Margaret Wasserman and I got together for about 1.5 hours to look at the
security implications of this proposal.
I've been pondering it since that meeting.

I believe that this proposal does improve the PCP protocol.
In  particular once we have a widely implemented security mechanism, a
proposal like this could help give deployers a better set of options
under the advanced threat model.
That is, people who do need a security mechanism could turn it
on. More people would find PCP met their security needs with  the nonce
mapping change than without it even if those people did not turn on a
security mechanism.

However, Margaret and I found that this change did not remove several of
the attacks that most concern us  when a security mechanism is not used.
So, I'm strongly against the idea of relaxing the restrictions in
section 17.1 of the  base specification even if this proposal is
adopted.

>From a process standpoint, I think several people in the security
community (myself included) supported the draft because of the
compromise we reached in the simple threat model. I think we'd need to
open up the document to fairly wide review if we changed those
restrictions to seek a new security balance. I think that would add
significant delay. I'd rather see us publish the base spec with as few
changes as possible and move on with the authentication work.  In that
document or a future document we can update security restrictions if we
gain consensus to do so.

Beyond the process issues, I continue to support the technical direction
of the simple thread model.

The most serious attacks are present when there are multiple layers of
NAT involved and the outer-most NAT has a PCP server.  PCP or some other
NAT control protocol really assists the attacker in that situation.  At
least with PCP we've thought through the security implications and we've
given recommendations.  Other NAT control protocols are worse than PCP
in their security impact on the Internet.
(I don't consider this justification for weakening the simple threat
model: when we standardize things in the IETF, we often find we're
considering security implications that pre-standardization efforts
didn't consider. That's part of our value add)
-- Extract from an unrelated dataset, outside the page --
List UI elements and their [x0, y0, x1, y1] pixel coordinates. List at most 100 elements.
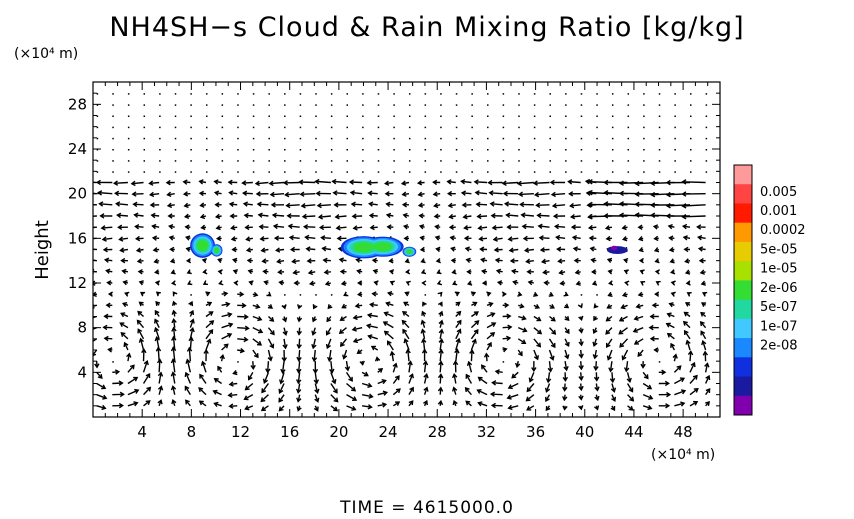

Even creating a very long-lived mapping in the PCP NAT can assist an
attacker. If there is  a longer-lived outer mapping, it can assist an
attacker behind the inner NAT in capturing traffic when the inner
mapping (but not outer mapping) expires.
These attacks are somewhat complex to analyze because you have to assume
things about application behavior.
That's one of the reasons we want a very conservative stance prior to
having a mandatory to implement security mechanism.

Being able to create a mapping can also be valuable in capturing
traffic.

A and B are behind the same two nats, N1 and N2. N1, the inner NAT does
not  support PCP; N2, the outer NAT does.

A is about to contact C.  Note that from the prospective of N2, B and A
have the same source address. So, B can create mappings on A's behalf if
it can guess the port A will use.  There are a number of cases where
this is probable, especially if you consider that B can create multiple
mappings.


So, B creates a mapping that A will happen to use. B is an attacker; it
can easily deal with PCP through an inner NAT. A, even if it does
support PCP probably will not choose to use it through N1.

Later as A's session is in progress, B deletes its mapping and attempts
to create a new mapping that will reuse the same external port on N2.

Obviously several factors affect this: N2's port allocation strategy,
the application characteristics, etc etc.  It's easy to decide that the
attack is too difficult in practice.  Unfortunately, people tend to find
ways to exploit resource allocation strategies, mount timing attacks,
etc in order to mount such attacks.  Once the attack has been scripted
in a convenient tool and argument that the attack is difficult to mount
holds little weight.

Yes, there are doubtless environments where being concerned with these
attacks is not necessary.  I strongly support moving as fast as we can
to a point where we have a security mechanism and we can give customers
the choice to either use the security mechanism or turn off restrictions
required by the simple threat model.  I do not support relaxing the
simple threat model to get there.  I do not support delaying the PCP
base spec significantly at this point in the process.